Die Meldung: Sobald Sie Ihr Pferd versorgt haben, sollten Sie sich bei der Meldestelle einfinden. Dort werden Sie regestriert und erhalten alle Rittrelevanten Unterlagen. Dort zahlen Sie dann auch das Startgeld. Bzw. Können Um- und Nachnennungen vornehmen. Sie erhalten auch den Zeitplan und erhalten u.a. Ihre Check - Karte. Diese gilt als Nachweis des Rittes, weshalb Sie sie bei allen Tierarztuntersuchungen, sowie auf der Strecke immer mit sich führen müssen. Der Verlust Ihrer Check-Karte bedeutet für Sie das Aus. Sie können den Ritt zwar zu Ende reiten, kommen aber nicht in die Wertung und der Ritt gilt nicht als erfolgreich beendet. Hüten Sie also Ihre Check-Kart, wie Ihren Augapfel!! Falls Sie trotz einer Rittnennung (also einer Anmeldung) nicht teilnehmen können, sollten Sie dem Veranstalter absagen. Nur so kann dieser seinen Ritt planen. Außerdem können bei einer Teilnehmerbegrenzung andere Reiter nachrücken. Es ist also ein Zeichen der Fairness.
Falls Sie zwischen der Meldung und der Tierarztuntersuchung noch Zeit haben, übertragen Sie die Strecke in Ihre Landkarte. Oder falls Sie schon eingetragen ist, highlighten Sie diese mit einem Leuchtstift.
Die tierärztlich Voruntersuchung: Putzen Sie Ihr Pferd gründlich (auch den Schweif und die Mähne entfransen) vor der tierärztlichen Kontrolle und führen Sie es vorher warm. Der Gesamteindruck Ihres Pferdes ist sehr wichtig! Der Tierarzt untersucht erst den Gesamteindruck Ihres Pferdes. Falls der Tierarzt die Gesamtverfassung Ihres Pferdes als “schlecht” bezeichnet, müssen Sie dieses so hinnehmen. Ein Pferd in einer schlechten Verfassung, egal aufgrund welcher Ursachen, hat auf einem Distanzritt nichts zu suchen. Als nächstes begutachtet der Tierarzt die Sattellage, Muskulatur, Beine und Schleimhäute. Danach geht es weiter mit der Dehydrations (Austrocknung) - Kontrolle, Verdauungsorganen, Puls und die Bewegung. Das korrekte Präsentieren des Pferdes sollte man bereits zu Hause geübt haben.

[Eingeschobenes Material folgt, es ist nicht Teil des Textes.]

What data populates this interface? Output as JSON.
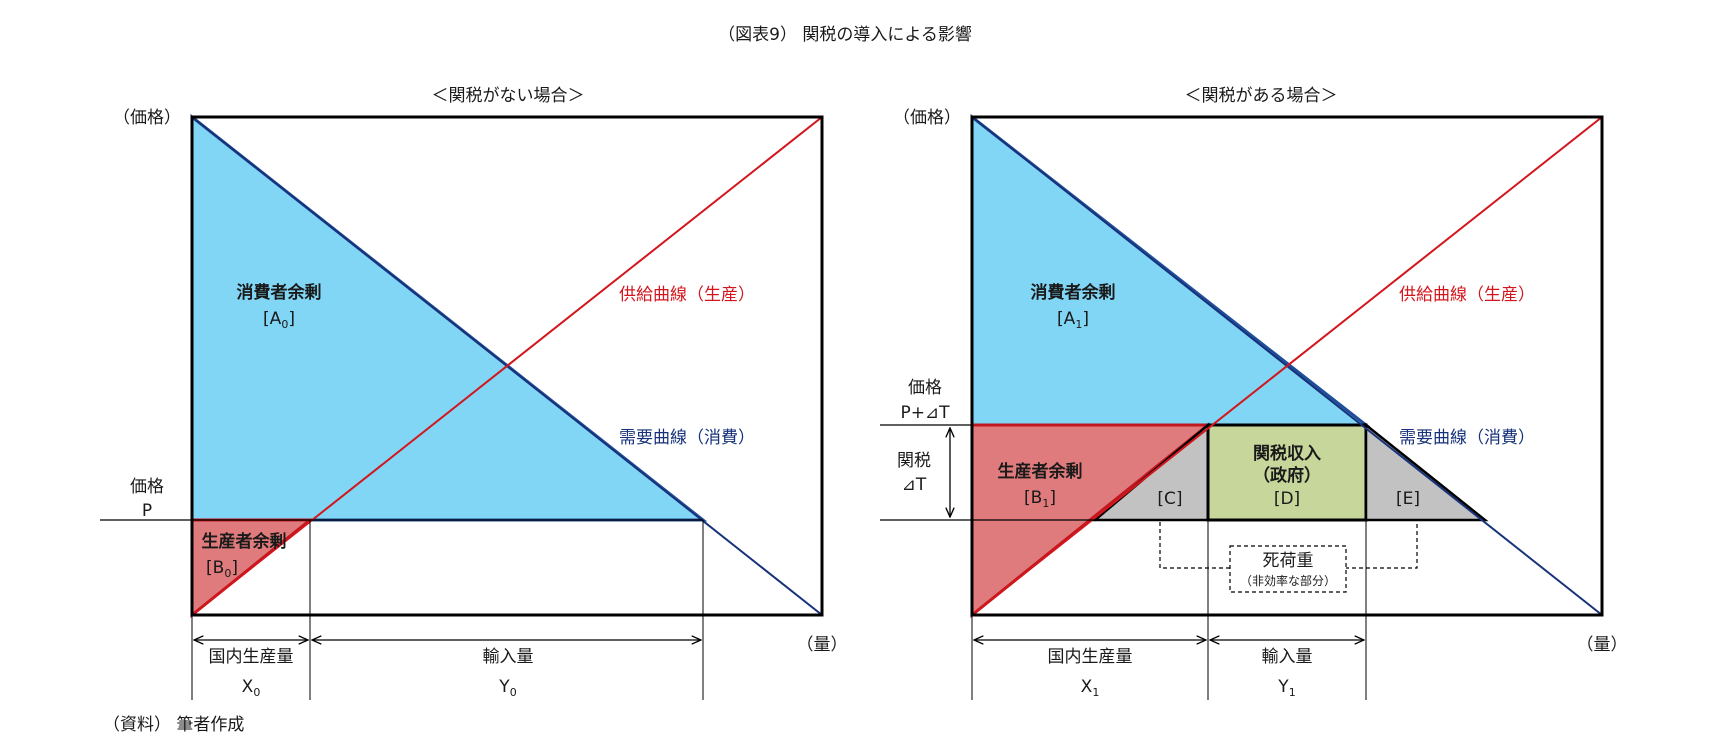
{
  "figure_title": "（図表9） 関税の導入による影響",
  "source_note": "（資料） 筆者作成",
  "colors": {
    "supply_line": "#d3161d",
    "demand_line": "#17327a",
    "consumer_fill": "#81d6f5",
    "producer_fill": "#e07b7d",
    "revenue_fill": "#c7d79c",
    "deadweight_fill": "#c2c2c2",
    "label_red": "#d3161d",
    "label_navy": "#17327a"
  },
  "left_panel": {
    "heading": "＜関税がない場合＞",
    "y_axis_label": "（価格）",
    "x_axis_label": "（量）",
    "price_label": "価格",
    "price_symbol": "P",
    "consumer_surplus": {
      "label": "消費者余剰",
      "bracket_open": "[A",
      "subscript": "0",
      "bracket_close": "]"
    },
    "producer_surplus": {
      "label": "生産者余剰",
      "bracket_open": "[B",
      "subscript": "0",
      "bracket_close": "]"
    },
    "supply_curve_label": "供給曲線（生産）",
    "demand_curve_label": "需要曲線（消費）",
    "domestic_production_label": "国内生産量",
    "domestic_production_symbol": "X",
    "domestic_production_subscript": "0",
    "imports_label": "輸入量",
    "imports_symbol": "Y",
    "imports_subscript": "0"
  },
  "right_panel": {
    "heading": "＜関税がある場合＞",
    "y_axis_label": "（価格）",
    "x_axis_label": "（量）",
    "price_label": "価格",
    "price_with_tariff": "P+⊿T",
    "tariff_label": "関税",
    "tariff_symbol": "⊿T",
    "consumer_surplus": {
      "label": "消費者余剰",
      "bracket_open": "[A",
      "subscript": "1",
      "bracket_close": "]"
    },
    "producer_surplus": {
      "label": "生産者余剰",
      "bracket_open": "[B",
      "subscript": "1",
      "bracket_close": "]"
    },
    "tariff_revenue": {
      "label": "関税収入",
      "sublabel": "（政府）",
      "code": "[D]"
    },
    "area_c": "[C]",
    "area_e": "[E]",
    "deadweight_loss": {
      "label": "死荷重",
      "sublabel": "（非効率な部分）"
    },
    "supply_curve_label": "供給曲線（生産）",
    "demand_curve_label": "需要曲線（消費）",
    "domestic_production_label": "国内生産量",
    "domestic_production_symbol": "X",
    "domestic_production_subscript": "1",
    "imports_label": "輸入量",
    "imports_symbol": "Y",
    "imports_subscript": "1"
  }
}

Der Start: Der Start kann entweder als Massenstart oder in Etappen als Gruppenstart vom Veranstalter durchgeführt werden. Man kann sein Pferd am Anfang auch führen, sollte aber in Betracht ziehen, dass man eventuell Probleme haben könnte wieder aufzusteigen. Lassen Sie sich aber von anderern nicht verunsichern. Sie selbst entscheiden, wie Sie starten. Wenn Sie 1 km lang Ihr Pferd führen wollen, dann ist das Ihr gutes Recht. Sie entscheiden Ihr Tempo selbst!

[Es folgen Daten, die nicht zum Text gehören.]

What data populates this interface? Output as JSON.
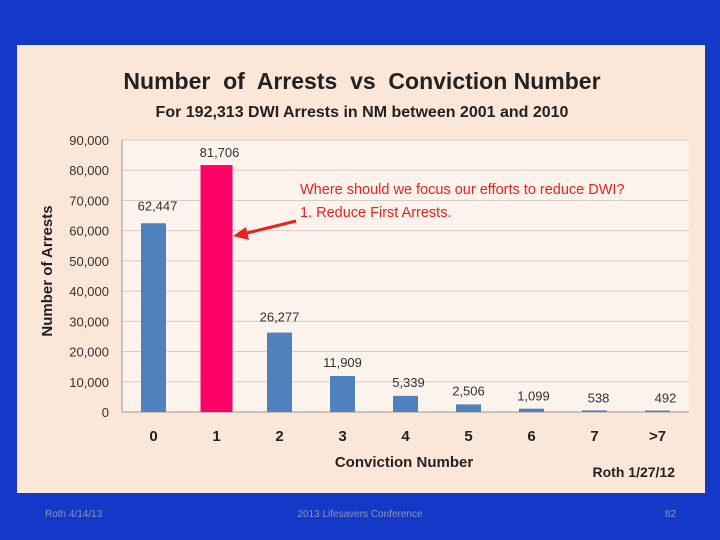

Vet-Check(Stop ohne Pause): Auf der Strecke gibt es mindestens eine Pulskontrolle (die Anzahl der Vet-Checks hängt von der länge der Strecke ab). Bei allen Rittunterbrechungen geben Sie beim Einreiten Ihre Check-Karte an die Zeitnehmer oder die Schreiber des Tierarztes ab und erhalten sie meist erst beim Verlassen des Stops wieder. Der Puls Ihres Pferdes muss innerhalb von 20 Minuten auf 64 Schläge pro Minute gesunken sein. Ansonsten erfolgt die Disqualifikation. Sobald Ihre Pferd einen 64er Puls hat, können Sie weiter reiten. Reiten Sie also mit einem Puls unter 64 ein, können Sie nach der Pulskontrolle (bei der Sie nicht absatteln müssen) sofort weiter.

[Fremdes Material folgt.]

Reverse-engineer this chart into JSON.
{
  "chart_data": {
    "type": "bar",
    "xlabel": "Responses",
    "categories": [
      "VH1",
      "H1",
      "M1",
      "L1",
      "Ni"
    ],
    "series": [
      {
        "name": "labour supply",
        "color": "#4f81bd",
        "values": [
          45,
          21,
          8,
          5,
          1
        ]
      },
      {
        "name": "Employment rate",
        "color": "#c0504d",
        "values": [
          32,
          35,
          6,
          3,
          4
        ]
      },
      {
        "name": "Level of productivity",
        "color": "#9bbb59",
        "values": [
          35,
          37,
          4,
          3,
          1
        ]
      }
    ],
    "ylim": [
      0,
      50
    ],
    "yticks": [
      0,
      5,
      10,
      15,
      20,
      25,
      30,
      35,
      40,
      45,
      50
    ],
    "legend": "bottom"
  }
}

Vet-Gate (Stop mit Pause): Die Anzahl und die Länge der Pausen variiert je nach Gesamtstreckenlänge und der bereits gerittenen Kilometer zwischen etwa 25 und 60 Minuten. Beim Erreichen des Stops wird die Eingangszeit und der Eingangspuls festgehalten. Zur Versorgung des Pferdes hat der Reiter nun 20 Minuten Zeit, dann erfolgt die eigentliche Tierarztuntersuchung. Satteln Sie hr Pferd ab. Kühlen Sie die Beine und den Hals (je nach Wetterlage und Temperatur). Bieten Sie ihm etwas zu Trinken und eventuell Heu an. Legen Sie eine Decke auf! Insbesondere über die Kruppe. Sobald Ihr Pferd, Ihres Wissens nach, einen 64er Puls hat (und sei es 1 Minute nach Ankunft), gehen Sie zur Tierärztlichen Untersuchung, der Nachmessung. Liegen bei der zweiten Messung, die als Nachmessung geläufig ist, die Pulswerte nach 20 Minuten immernoch über 64 Schläge pro Minute, erfolgt der Ausschluß des Pferdes. Diese Erholwerte zeigen nämlich die tatsächliche Regeneration des Pferdes. Beobachten Sie vor dem Gang zum Tierarzt auch Ihre Umgebung und wählen Sie einen günstigen Zeitpunkt, Ihr Pferd messen zu lassen. Verlassen just in diesem Moment alle anderen Pferde wieder den Stop, so ist es naheliegend, dass sich Ihr Pferd aufregen wird und die Pulswerte plötzlich in die Höhe schnellen. Wenn Ihr Pferd in der Nachmessung einen Puls von 64 oder tiefer hat, beginnt Ihre Pause.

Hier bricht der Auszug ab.